Okita.News, - SOPPENG – Di antara bentangan perbukitan hijau dan jejak panjang peradaban Bugis, Kabupaten Soppeng kembali menapaki usianya yang ke-765. Bukan sekadar angka, Hari Jadi Soppeng (HJS) menjadi momentum refleksi, bagaimana masa lalu yang kaya nilai terus dihidupkan dalam langkah pembangunan masa kini. Senin, (23/3/2026).
Di tengah peringatan itu, sosok Bupati Soppeng, Suwardi Haseng, hadir membawa semangat baru. Baginya, HJS bukan hanya seremoni tahunan, melainkan ruang untuk memperkuat identitas sekaligus meneguhkan arah masa depan daerah yang dikenal dengan julukan Bumi Latemmamala.
“Sejarah adalah fondasi, tapi masa depan adalah tujuan,” menjadi semangat yang tergambar dalam berbagai rangkaian kegiatan HJS ke-765 tahun ini.
Perayaan yang bernuansa budaya dan kebersamaan itu menghadirkan wajah Soppeng yang hangat. Dari kegiatan adat, pertunjukan seni, hingga keterlibatan masyarakat lintas generasi, semuanya berpadu menjadi narasi besar tentang kebanggaan daerah.
Suwardi Haseng tampak tidak hanya hadir sebagai kepala daerah, tetapi juga sebagai bagian dari masyarakat yang merasakan denyut perayaan. Ia menyapa warga, berdialog dengan tokoh masyarakat, hingga menegaskan komitmen pemerintah dalam menjaga keseimbangan antara pelestarian budaya dan percepatan pembangunan.
Dalam perjalanan panjangnya, Soppeng dikenal sebagai wilayah dengan akar sejarah yang kuat. Nilai-nilai kearifan lokal seperti sipakatau (saling menghargai), sipakainge (saling mengingatkan), dan sipakalebbi (saling memuliakan) menjadi ruh yang terus dijaga. Di usia ke-765 ini, nilai-nilai tersebut kembali digaungkan sebagai fondasi dalam membangun masyarakat yang harmonis dan berdaya saing.
Namun, di balik romantisme sejarah, tantangan masa depan juga tak bisa diabaikan. Peningkatan infrastruktur, penguatan ekonomi lokal, serta pengembangan potensi generasi muda menjadi fokus penting yang terus didorong pemerintah daerah.

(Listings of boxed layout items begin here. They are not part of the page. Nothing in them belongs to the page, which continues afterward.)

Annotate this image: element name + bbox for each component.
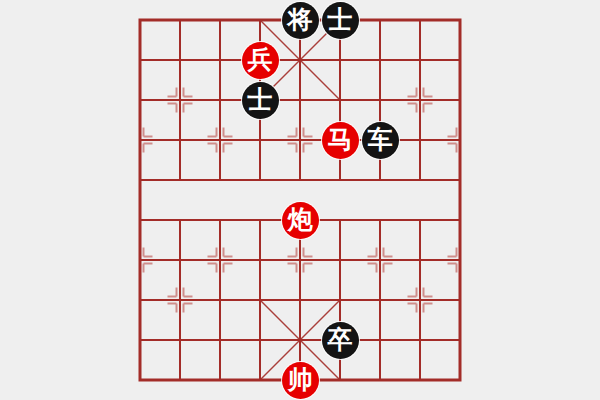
- black-piece-glyph: 士: [248, 87, 273, 113]
- black-advisor-piece[interactable]: 士: [242, 82, 279, 119]
- red-piece-glyph: 帅: [288, 367, 313, 393]
- red-piece-glyph: 炮: [288, 207, 313, 233]
- red-soldier-piece[interactable]: 兵: [242, 42, 279, 79]
- red-piece-glyph: 兵: [248, 47, 273, 73]
- red-general-piece[interactable]: 帅: [282, 362, 319, 399]
- black-piece-glyph: 将: [288, 7, 313, 33]
- black-advisor-piece[interactable]: 士: [322, 2, 359, 39]
- black-piece-glyph: 士: [328, 7, 353, 33]
- red-cannon-piece[interactable]: 炮: [282, 202, 319, 239]
- black-piece-glyph: 卒: [328, 327, 353, 353]
- xiangqi-board: 将士兵士马车炮卒帅: [0, 0, 600, 400]
- pieces-layer: 将士兵士马车炮卒帅: [120, 0, 480, 400]
- black-soldier-piece[interactable]: 卒: [322, 322, 359, 359]
- red-horse-piece[interactable]: 马: [322, 122, 359, 159]
- black-chariot-piece[interactable]: 车: [362, 122, 399, 159]
- black-piece-glyph: 车: [368, 127, 393, 153]
- black-general-piece[interactable]: 将: [282, 2, 319, 39]
- red-piece-glyph: 马: [328, 127, 353, 153]
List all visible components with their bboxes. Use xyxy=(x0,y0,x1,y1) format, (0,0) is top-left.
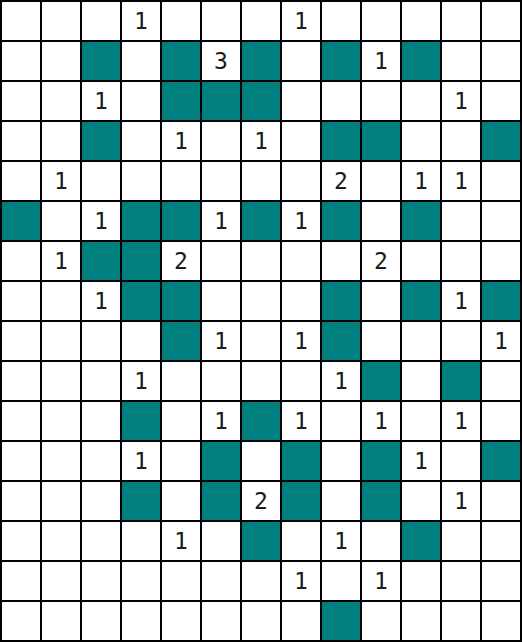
cell-r3c6[interactable]: 1 xyxy=(242,122,280,160)
cell-r6c6[interactable] xyxy=(242,242,280,280)
cell-r2c8[interactable] xyxy=(322,82,360,120)
cell-r2c1[interactable] xyxy=(42,82,80,120)
cell-r6c2[interactable] xyxy=(82,242,120,280)
cell-r3c10[interactable] xyxy=(402,122,440,160)
cell-r3c12[interactable] xyxy=(482,122,520,160)
cell-r0c4[interactable] xyxy=(162,2,200,40)
cell-r5c5[interactable]: 1 xyxy=(202,202,240,240)
cell-r15c9[interactable] xyxy=(362,602,400,640)
cell-r7c3[interactable] xyxy=(122,282,160,320)
cell-r7c6[interactable] xyxy=(242,282,280,320)
cell-r13c12[interactable] xyxy=(482,522,520,560)
cell-r12c7[interactable] xyxy=(282,482,320,520)
cell-r0c1[interactable] xyxy=(42,2,80,40)
cell-r1c9[interactable]: 1 xyxy=(362,42,400,80)
cell-r6c3[interactable] xyxy=(122,242,160,280)
cell-r14c3[interactable] xyxy=(122,562,160,600)
cell-r15c0[interactable] xyxy=(2,602,40,640)
cell-r11c8[interactable] xyxy=(322,442,360,480)
cell-r9c0[interactable] xyxy=(2,362,40,400)
cell-r3c1[interactable] xyxy=(42,122,80,160)
cell-r6c11[interactable] xyxy=(442,242,480,280)
cell-r1c8[interactable] xyxy=(322,42,360,80)
cell-r4c12[interactable] xyxy=(482,162,520,200)
cell-r14c8[interactable] xyxy=(322,562,360,600)
cell-r3c5[interactable] xyxy=(202,122,240,160)
cell-r2c2[interactable]: 1 xyxy=(82,82,120,120)
cell-r14c9[interactable]: 1 xyxy=(362,562,400,600)
cell-r8c6[interactable] xyxy=(242,322,280,360)
cell-r5c0[interactable] xyxy=(2,202,40,240)
cell-r2c9[interactable] xyxy=(362,82,400,120)
cell-r14c10[interactable] xyxy=(402,562,440,600)
cell-r15c11[interactable] xyxy=(442,602,480,640)
cell-r14c11[interactable] xyxy=(442,562,480,600)
cell-r0c0[interactable] xyxy=(2,2,40,40)
cell-r1c12[interactable] xyxy=(482,42,520,80)
cell-r13c9[interactable] xyxy=(362,522,400,560)
cell-r14c7[interactable]: 1 xyxy=(282,562,320,600)
cell-r10c11[interactable]: 1 xyxy=(442,402,480,440)
cell-r14c6[interactable] xyxy=(242,562,280,600)
cell-r3c8[interactable] xyxy=(322,122,360,160)
cell-r15c7[interactable] xyxy=(282,602,320,640)
cell-r0c6[interactable] xyxy=(242,2,280,40)
cell-r7c5[interactable] xyxy=(202,282,240,320)
cell-r3c9[interactable] xyxy=(362,122,400,160)
cell-r6c12[interactable] xyxy=(482,242,520,280)
cell-r7c1[interactable] xyxy=(42,282,80,320)
cell-r12c4[interactable] xyxy=(162,482,200,520)
cell-r8c11[interactable] xyxy=(442,322,480,360)
cell-r6c1[interactable]: 1 xyxy=(42,242,80,280)
cell-r8c7[interactable]: 1 xyxy=(282,322,320,360)
cell-r13c1[interactable] xyxy=(42,522,80,560)
cell-r15c8[interactable] xyxy=(322,602,360,640)
cell-r14c0[interactable] xyxy=(2,562,40,600)
cell-r3c0[interactable] xyxy=(2,122,40,160)
cell-r10c4[interactable] xyxy=(162,402,200,440)
cell-r10c8[interactable] xyxy=(322,402,360,440)
cell-r15c6[interactable] xyxy=(242,602,280,640)
cell-r10c0[interactable] xyxy=(2,402,40,440)
cell-r9c12[interactable] xyxy=(482,362,520,400)
cell-r10c10[interactable] xyxy=(402,402,440,440)
cell-r13c6[interactable] xyxy=(242,522,280,560)
cell-r5c7[interactable]: 1 xyxy=(282,202,320,240)
cell-r13c11[interactable] xyxy=(442,522,480,560)
cell-r4c8[interactable]: 2 xyxy=(322,162,360,200)
cell-r2c10[interactable] xyxy=(402,82,440,120)
cell-r2c7[interactable] xyxy=(282,82,320,120)
cell-r10c1[interactable] xyxy=(42,402,80,440)
cell-r12c0[interactable] xyxy=(2,482,40,520)
cell-r1c5[interactable]: 3 xyxy=(202,42,240,80)
cell-r0c2[interactable] xyxy=(82,2,120,40)
cell-r9c5[interactable] xyxy=(202,362,240,400)
cell-r8c2[interactable] xyxy=(82,322,120,360)
cell-r6c4[interactable]: 2 xyxy=(162,242,200,280)
cell-r3c11[interactable] xyxy=(442,122,480,160)
cell-r9c7[interactable] xyxy=(282,362,320,400)
cell-r1c3[interactable] xyxy=(122,42,160,80)
cell-r4c1[interactable]: 1 xyxy=(42,162,80,200)
cell-r14c4[interactable] xyxy=(162,562,200,600)
cell-r13c7[interactable] xyxy=(282,522,320,560)
cell-r8c12[interactable]: 1 xyxy=(482,322,520,360)
cell-r5c12[interactable] xyxy=(482,202,520,240)
cell-r12c9[interactable] xyxy=(362,482,400,520)
puzzle-board: 1131111112111111221111111111111211111 xyxy=(0,0,522,642)
cell-r2c5[interactable] xyxy=(202,82,240,120)
cell-r15c3[interactable] xyxy=(122,602,160,640)
cell-r7c11[interactable]: 1 xyxy=(442,282,480,320)
cell-r0c10[interactable] xyxy=(402,2,440,40)
cell-r4c6[interactable] xyxy=(242,162,280,200)
cell-r12c5[interactable] xyxy=(202,482,240,520)
cell-r11c6[interactable] xyxy=(242,442,280,480)
cell-r3c4[interactable]: 1 xyxy=(162,122,200,160)
cell-r2c11[interactable]: 1 xyxy=(442,82,480,120)
cell-r14c5[interactable] xyxy=(202,562,240,600)
cell-r14c12[interactable] xyxy=(482,562,520,600)
cell-r0c11[interactable] xyxy=(442,2,480,40)
cell-r4c10[interactable]: 1 xyxy=(402,162,440,200)
cell-r10c5[interactable]: 1 xyxy=(202,402,240,440)
cell-r8c10[interactable] xyxy=(402,322,440,360)
cell-r5c4[interactable] xyxy=(162,202,200,240)
cell-r3c2[interactable] xyxy=(82,122,120,160)
cell-r12c10[interactable] xyxy=(402,482,440,520)
cell-r4c2[interactable] xyxy=(82,162,120,200)
cell-r9c9[interactable] xyxy=(362,362,400,400)
cell-r12c8[interactable] xyxy=(322,482,360,520)
cell-r10c7[interactable]: 1 xyxy=(282,402,320,440)
cell-r4c5[interactable] xyxy=(202,162,240,200)
cell-r5c6[interactable] xyxy=(242,202,280,240)
cell-r15c1[interactable] xyxy=(42,602,80,640)
cell-r1c2[interactable] xyxy=(82,42,120,80)
cell-r2c12[interactable] xyxy=(482,82,520,120)
cell-r4c7[interactable] xyxy=(282,162,320,200)
cell-r11c12[interactable] xyxy=(482,442,520,480)
cell-r9c4[interactable] xyxy=(162,362,200,400)
cell-r8c8[interactable] xyxy=(322,322,360,360)
cell-r6c8[interactable] xyxy=(322,242,360,280)
cell-r9c11[interactable] xyxy=(442,362,480,400)
cell-r10c9[interactable]: 1 xyxy=(362,402,400,440)
cell-r11c1[interactable] xyxy=(42,442,80,480)
cell-r6c5[interactable] xyxy=(202,242,240,280)
cell-r6c9[interactable]: 2 xyxy=(362,242,400,280)
cell-r12c6[interactable]: 2 xyxy=(242,482,280,520)
cell-r10c6[interactable] xyxy=(242,402,280,440)
cell-r10c12[interactable] xyxy=(482,402,520,440)
cell-r5c10[interactable] xyxy=(402,202,440,240)
cell-r0c5[interactable] xyxy=(202,2,240,40)
cell-r0c8[interactable] xyxy=(322,2,360,40)
cell-r4c4[interactable] xyxy=(162,162,200,200)
cell-r11c4[interactable] xyxy=(162,442,200,480)
cell-r5c1[interactable] xyxy=(42,202,80,240)
cell-r0c3[interactable]: 1 xyxy=(122,2,160,40)
cell-r4c9[interactable] xyxy=(362,162,400,200)
cell-r7c9[interactable] xyxy=(362,282,400,320)
cell-r13c10[interactable] xyxy=(402,522,440,560)
cell-r11c11[interactable] xyxy=(442,442,480,480)
cell-r0c9[interactable] xyxy=(362,2,400,40)
cell-r12c3[interactable] xyxy=(122,482,160,520)
cell-r11c3[interactable]: 1 xyxy=(122,442,160,480)
cell-r14c2[interactable] xyxy=(82,562,120,600)
cell-r7c10[interactable] xyxy=(402,282,440,320)
cell-r11c0[interactable] xyxy=(2,442,40,480)
cell-r12c12[interactable] xyxy=(482,482,520,520)
cell-r5c3[interactable] xyxy=(122,202,160,240)
cell-r9c8[interactable]: 1 xyxy=(322,362,360,400)
cell-r8c5[interactable]: 1 xyxy=(202,322,240,360)
cell-r12c11[interactable]: 1 xyxy=(442,482,480,520)
cell-r13c2[interactable] xyxy=(82,522,120,560)
cell-r7c4[interactable] xyxy=(162,282,200,320)
cell-r15c10[interactable] xyxy=(402,602,440,640)
cell-r11c2[interactable] xyxy=(82,442,120,480)
cell-r11c9[interactable] xyxy=(362,442,400,480)
cell-r1c1[interactable] xyxy=(42,42,80,80)
cell-r2c6[interactable] xyxy=(242,82,280,120)
cell-r13c3[interactable] xyxy=(122,522,160,560)
cell-r2c0[interactable] xyxy=(2,82,40,120)
cell-r1c0[interactable] xyxy=(2,42,40,80)
cell-r15c5[interactable] xyxy=(202,602,240,640)
cell-r3c7[interactable] xyxy=(282,122,320,160)
cell-r5c8[interactable] xyxy=(322,202,360,240)
cell-r8c0[interactable] xyxy=(2,322,40,360)
cell-r9c2[interactable] xyxy=(82,362,120,400)
cell-r1c11[interactable] xyxy=(442,42,480,80)
cell-r10c2[interactable] xyxy=(82,402,120,440)
cell-r7c0[interactable] xyxy=(2,282,40,320)
cell-r4c0[interactable] xyxy=(2,162,40,200)
cell-r7c7[interactable] xyxy=(282,282,320,320)
cell-r13c8[interactable]: 1 xyxy=(322,522,360,560)
cell-r0c12[interactable] xyxy=(482,2,520,40)
cell-r9c10[interactable] xyxy=(402,362,440,400)
cell-r8c9[interactable] xyxy=(362,322,400,360)
cell-r2c3[interactable] xyxy=(122,82,160,120)
cell-r6c10[interactable] xyxy=(402,242,440,280)
cell-r15c12[interactable] xyxy=(482,602,520,640)
cell-r1c6[interactable] xyxy=(242,42,280,80)
cell-r8c1[interactable] xyxy=(42,322,80,360)
cell-r1c7[interactable] xyxy=(282,42,320,80)
cell-r8c4[interactable] xyxy=(162,322,200,360)
cell-r3c3[interactable] xyxy=(122,122,160,160)
cell-r11c5[interactable] xyxy=(202,442,240,480)
cell-r11c7[interactable] xyxy=(282,442,320,480)
cell-r6c7[interactable] xyxy=(282,242,320,280)
cell-r7c2[interactable]: 1 xyxy=(82,282,120,320)
cell-r1c10[interactable] xyxy=(402,42,440,80)
cell-r9c3[interactable]: 1 xyxy=(122,362,160,400)
cell-r14c1[interactable] xyxy=(42,562,80,600)
cell-r15c2[interactable] xyxy=(82,602,120,640)
cell-r13c0[interactable] xyxy=(2,522,40,560)
cell-r9c1[interactable] xyxy=(42,362,80,400)
cell-r13c5[interactable] xyxy=(202,522,240,560)
cell-r12c2[interactable] xyxy=(82,482,120,520)
cell-r5c2[interactable]: 1 xyxy=(82,202,120,240)
cell-r7c12[interactable] xyxy=(482,282,520,320)
cell-r8c3[interactable] xyxy=(122,322,160,360)
cell-r7c8[interactable] xyxy=(322,282,360,320)
cell-r15c4[interactable] xyxy=(162,602,200,640)
cell-r12c1[interactable] xyxy=(42,482,80,520)
cell-r5c9[interactable] xyxy=(362,202,400,240)
cell-r2c4[interactable] xyxy=(162,82,200,120)
cell-r4c3[interactable] xyxy=(122,162,160,200)
cell-r11c10[interactable]: 1 xyxy=(402,442,440,480)
cell-r4c11[interactable]: 1 xyxy=(442,162,480,200)
cell-r1c4[interactable] xyxy=(162,42,200,80)
cell-r10c3[interactable] xyxy=(122,402,160,440)
cell-r0c7[interactable]: 1 xyxy=(282,2,320,40)
cell-r13c4[interactable]: 1 xyxy=(162,522,200,560)
cell-r5c11[interactable] xyxy=(442,202,480,240)
cell-r6c0[interactable] xyxy=(2,242,40,280)
cell-r9c6[interactable] xyxy=(242,362,280,400)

Melalui momentum HJS, Suwardi Haseng mengajak seluruh elemen masyarakat untuk tidak hanya mengenang masa lalu, tetapi juga mengambil peran dalam membangun masa depan Soppeng yang lebih maju.
Perayaan ini pun menjadi pengingat bahwa Soppeng bukan sekadar wilayah administratif, melainkan entitas peradaban yang telah melewati ratusan tahun perjalanan. Sebuah daerah yang terus tumbuh, beradaptasi, dan melangkah maju tanpa melupakan akar budayanya.
Di usia ke-765, Soppeng berdiri tegak menjaga warisan, merangkul perubahan, dan menatap masa depan dengan penuh optimisme.